In Zusammenhang mit einer möglichen zweiten Welle an COVID-19-Infektionen, die Holzleitner angesprochen hatte, berichtete der Außenminister, dass er in internationalen Gesprächen merke, dass die Stimmung wieder angespannter werde und erneute Grenzschließungen überlegt werden. Angesichts der Situation solle man seinen Sommer besser in Österreich verbringen, so Schallenberg. Man werde aber natürlich ÖsterreicherInnen, falls sie im Ausland stranden sollten, bei der Heimkehr helfen. Zu der von Brandstätter thematisierten Situation im Nahen Osten habe jedenfalls Österreich eine klare Haltung. Sein Ansinnen sei, dass es auch eine europäische gebe, so Schallenberg. Diese europäische Haltung müsse eine Verurteilung und Ablehnung einer einseitigen Annexion sein. Ziel müsse eine Zwei-Staaten-Lösung auf Basis des Völkerrechts sein.

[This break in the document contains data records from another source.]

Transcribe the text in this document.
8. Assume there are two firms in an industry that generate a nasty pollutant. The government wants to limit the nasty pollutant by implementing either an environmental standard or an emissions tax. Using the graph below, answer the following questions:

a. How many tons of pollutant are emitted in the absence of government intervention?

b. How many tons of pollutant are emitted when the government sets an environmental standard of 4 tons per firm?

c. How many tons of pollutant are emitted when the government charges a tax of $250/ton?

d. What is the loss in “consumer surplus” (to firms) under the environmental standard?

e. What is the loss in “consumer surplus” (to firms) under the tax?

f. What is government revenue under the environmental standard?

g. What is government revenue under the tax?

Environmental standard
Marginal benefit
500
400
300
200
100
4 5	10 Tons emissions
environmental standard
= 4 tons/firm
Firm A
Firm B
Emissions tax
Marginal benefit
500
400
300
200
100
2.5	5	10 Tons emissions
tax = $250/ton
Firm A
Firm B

Zur Frage von Lopatka nach der Stärkung des Amtssitzes Wien führte der Außenminister aus, dass es laufend Bemühungen dafür gebe. Ein wichtiger Schritt sei die Schaffung eines modernen österreichischen Amtssitzgesetzes. Ein weiteres Großprojekt der kommenden Jahre sei die Sanierung der UNO-City. Geplant sei ein Budget in dreistelliger Millionenhöhe, zu dem Österreich einen Beitrag leisten solle. Die Bedeutung der Abrüstungsgespräche zwischen den USA und Russland könne man in diesem Zusammenhang gar nicht überbewerten, so Schallenberg in Richtung des Abgeordneten Melchior. In der Frage des Brexit sei es von großem Interesse, eine engstmögliche Verbindung mit Großbritannien zu erreichen. Die Zeit bis Jahresende werde aber knapp, man könne nicht ausschließen, dass die Situation im November schwierig werde, führte der Minister auf die Frage von Georg Strasser aus. Im von Reimon thematisierten Mercosur-Abkommen bleibe es bei einem Nein aus Österreich. Schallenbergs Einschätzung nach werde Österreich nicht der einzige Staat sein, der das Abkommen ablehnt.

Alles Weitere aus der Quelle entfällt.